A picture of Clarence Fripp on his return to St. Helena, and a glimpse of his situation from his own point of view, are given in a letter to the New York Nation from Dennett, a special correspondent (see page [320]). Dennett writes that, among the Northern soldiers and traders in the hotel at Hilton Head, there was also "a person who had the easily distinguishable appearance and manners of a South Carolinian. This gentleman, a person of some fifty odd years old, dressed tolerably well in a suit of grey clothes, with a large display of crumpled linen at the collar and cuffs of his coat, sat before the stove smoking, and talking very freely about his present poverty and his plans for the future." After explaining that he had left St. Helena when Dupont forced an entrance, leaving his plate and furniture behind, and that his plantation had been sold, Dr.
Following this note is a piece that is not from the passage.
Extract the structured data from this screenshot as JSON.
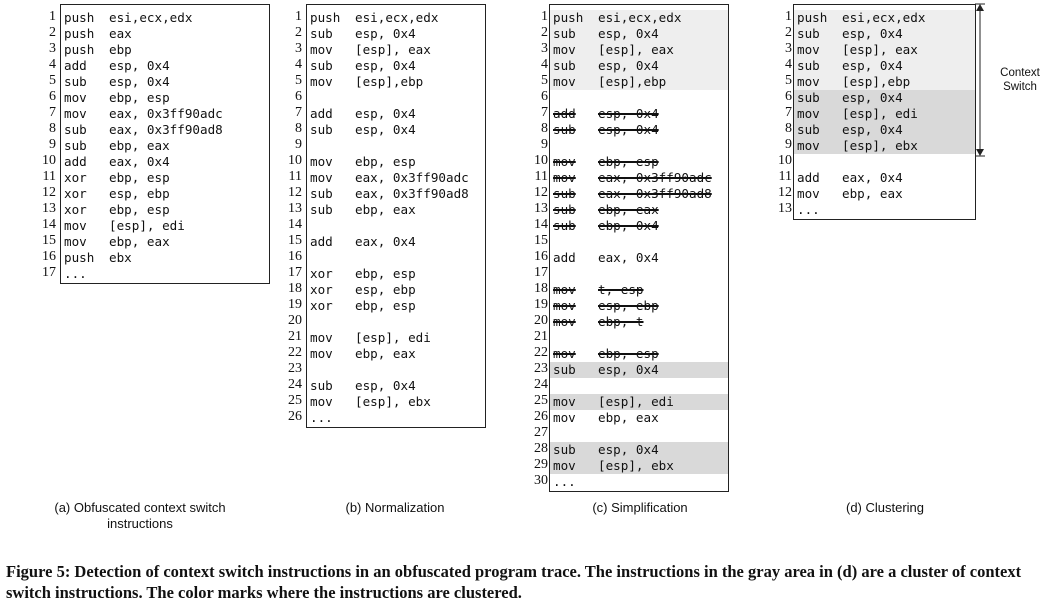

Fripp set forth the situation in which he now found himself. "Some Massachusetts man had bought it, and he didn't know when he'd get it back.... Up in Greenville he soon spent all his money to support his family, but if he'd had money he couldn't have saved his property. How was he to come back inside the Yankee lines and pay the tax? The Commissioners knew very well it couldn't be done; the sale was a perfectly unfair thing." In coming back now to Beaufort, he said "he hoped to be able to pick up a little medical practice; but if his profession failed him, he supposed his son and himself could put up a cabin somewhere in the vicinity, and get fish and oysters enough to live on." He even talked of circulating a handbill at Greenville asking for money for his needs, and Dennett adds: "This gentleman, it is currently reported, has made several visits to the plantation which he formerly owned, and the negroes living there have collected for his use nearly a hundred dollars."[190]